There are, to be sure, other “first-hijabi” features on line. What we should remember when perusing all this digital dross is that donning said headscarf is either required by law, imposed by custom, or at least strongly encouraged in countries across the Muslim world — countries ranked, by the standards of the World Economic Forum, as eighteen of the nineteen worst on earth for women.

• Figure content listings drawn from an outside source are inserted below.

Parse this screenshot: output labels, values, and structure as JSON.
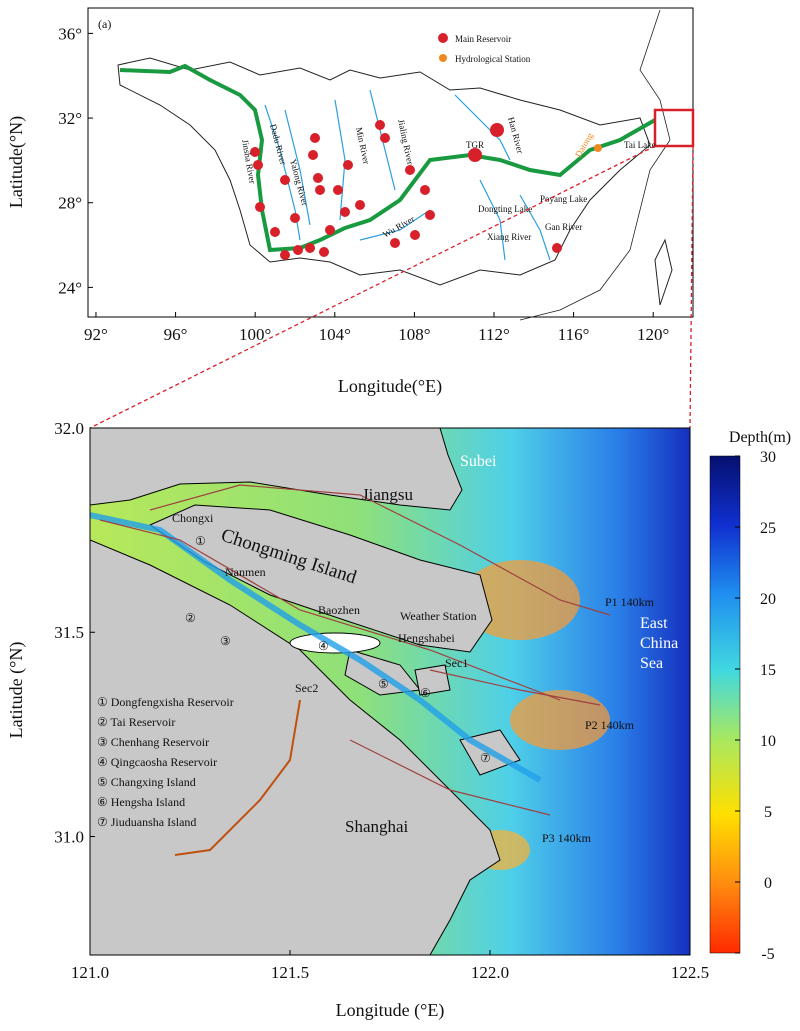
{
  "panel_a": {
    "label": "(a)",
    "legend": [
      "Main Reservoir",
      "Hydrological Station"
    ],
    "x_label": "Longitude(°E)",
    "y_label": "Latitude(°N)",
    "xlim": [
      91.6,
      122
    ],
    "ylim": [
      22.6,
      37.2
    ],
    "xticks": [
      {
        "value": 92,
        "label": "92°"
      },
      {
        "value": 96,
        "label": "96°"
      },
      {
        "value": 100,
        "label": "100°"
      },
      {
        "value": 104,
        "label": "104°"
      },
      {
        "value": 108,
        "label": "108°"
      },
      {
        "value": 112,
        "label": "112°"
      },
      {
        "value": 116,
        "label": "116°"
      },
      {
        "value": 120,
        "label": "120°"
      }
    ],
    "yticks": [
      {
        "value": 24,
        "label": "24°"
      },
      {
        "value": 28,
        "label": "28°"
      },
      {
        "value": 32,
        "label": "32°"
      },
      {
        "value": 36,
        "label": "36°"
      }
    ],
    "places": [
      "Jinsha River",
      "Dadu River",
      "Yalong River",
      "Min River",
      "Jialing River",
      "TGR",
      "Han River",
      "Datong",
      "Tai Lake",
      "Poyang Lake",
      "Dongting Lake",
      "Xiang River",
      "Gan River",
      "Wu River"
    ]
  },
  "panel_b": {
    "x_label": "Longitude (°E)",
    "y_label": "Latitude (°N)",
    "xlim": [
      121,
      122.5
    ],
    "ylim": [
      30.71,
      32.0
    ],
    "xticks": [
      {
        "value": 121,
        "label": "121.0"
      },
      121.5,
      {
        "value": 122,
        "label": "122.0"
      },
      122.5
    ],
    "yticks": [
      {
        "value": 31,
        "label": "31.0"
      },
      31.5,
      {
        "value": 32,
        "label": "32.0"
      }
    ],
    "colorbar": {
      "title": "Depth(m)",
      "lim": [
        -5,
        30
      ],
      "ticks": [
        30,
        25,
        20,
        15,
        10,
        5,
        0,
        -5
      ]
    },
    "places": [
      "Subei",
      "Jiangsu",
      "Chongxi",
      "Chongming Island",
      "Nanmen",
      "Baozhen",
      "Weather Station",
      "Hengshabei",
      "Sec1",
      "Sec2",
      "P1 140km",
      "P2 140km",
      "P3 140km",
      "Shanghai"
    ],
    "sea": [
      "East",
      "China",
      "Sea"
    ],
    "markers": [
      "①",
      "②",
      "③",
      "④",
      "⑤",
      "⑥",
      "⑦"
    ],
    "legend": [
      "① Dongfengxisha Reservoir",
      "② Tai Reservoir",
      "③ Chenhang Reservoir",
      "④ Qingcaosha Reservoir",
      "⑤ Changxing Island",
      "⑥ Hengsha Island",
      "⑦ Jiuduansha Island"
    ]
  }
}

Violators of the law or custom can be murdered or threatened with execution, as the Saudi woman who dared post on line a picture of herself hijab-less in public found out, as contributors to the Iranian hijab-free site My Stealthy Freedom know, and as women who have escaped ISIS territory and joyously ripped off their hijabs would attest.
The hijab signals a deep, unbridgeable, and mostly (at least in the above-mentioned articles) unacknowledged ideological divide between hijabi women and the rest. Which does not mean that the garment should be proscribed or that, by any means, obviously, those who wear it should be harassed. Eiynah tells us, in a must-read piece, that, “Yes, we must oppose anti-Muslim bigotry, but we must keep in mind that this doesn’t mean glorification of modesty codes that target women.” However, she notes, and it’s worth quoting her at length, that her
[S]ocial media feeds are inundated with well-meaning liberal friends sharing article upon article praising, celebrating, glorifying religious garments like the hijab/niqab. But it’s a garment used exclusively in its original form to ensure women cover up lest they provoke the lust of men. . . . The Muslim girls who want to be ballerinas, athletes or models and aren’t hijabis simply aren’t given very much coverage.
Her conclusion:
As someone who immigrated to Canada from Saudi Arabia, who was forced by morality police to cover her hair, threatened with a cane, I cannot stomach the fetishization and praise surrounding these practices that are primarily used to control and hold women back.
Eiynah’s voice deserves to be heard a lot more than it is. Ironically, if she donned the hijab, it surely would be.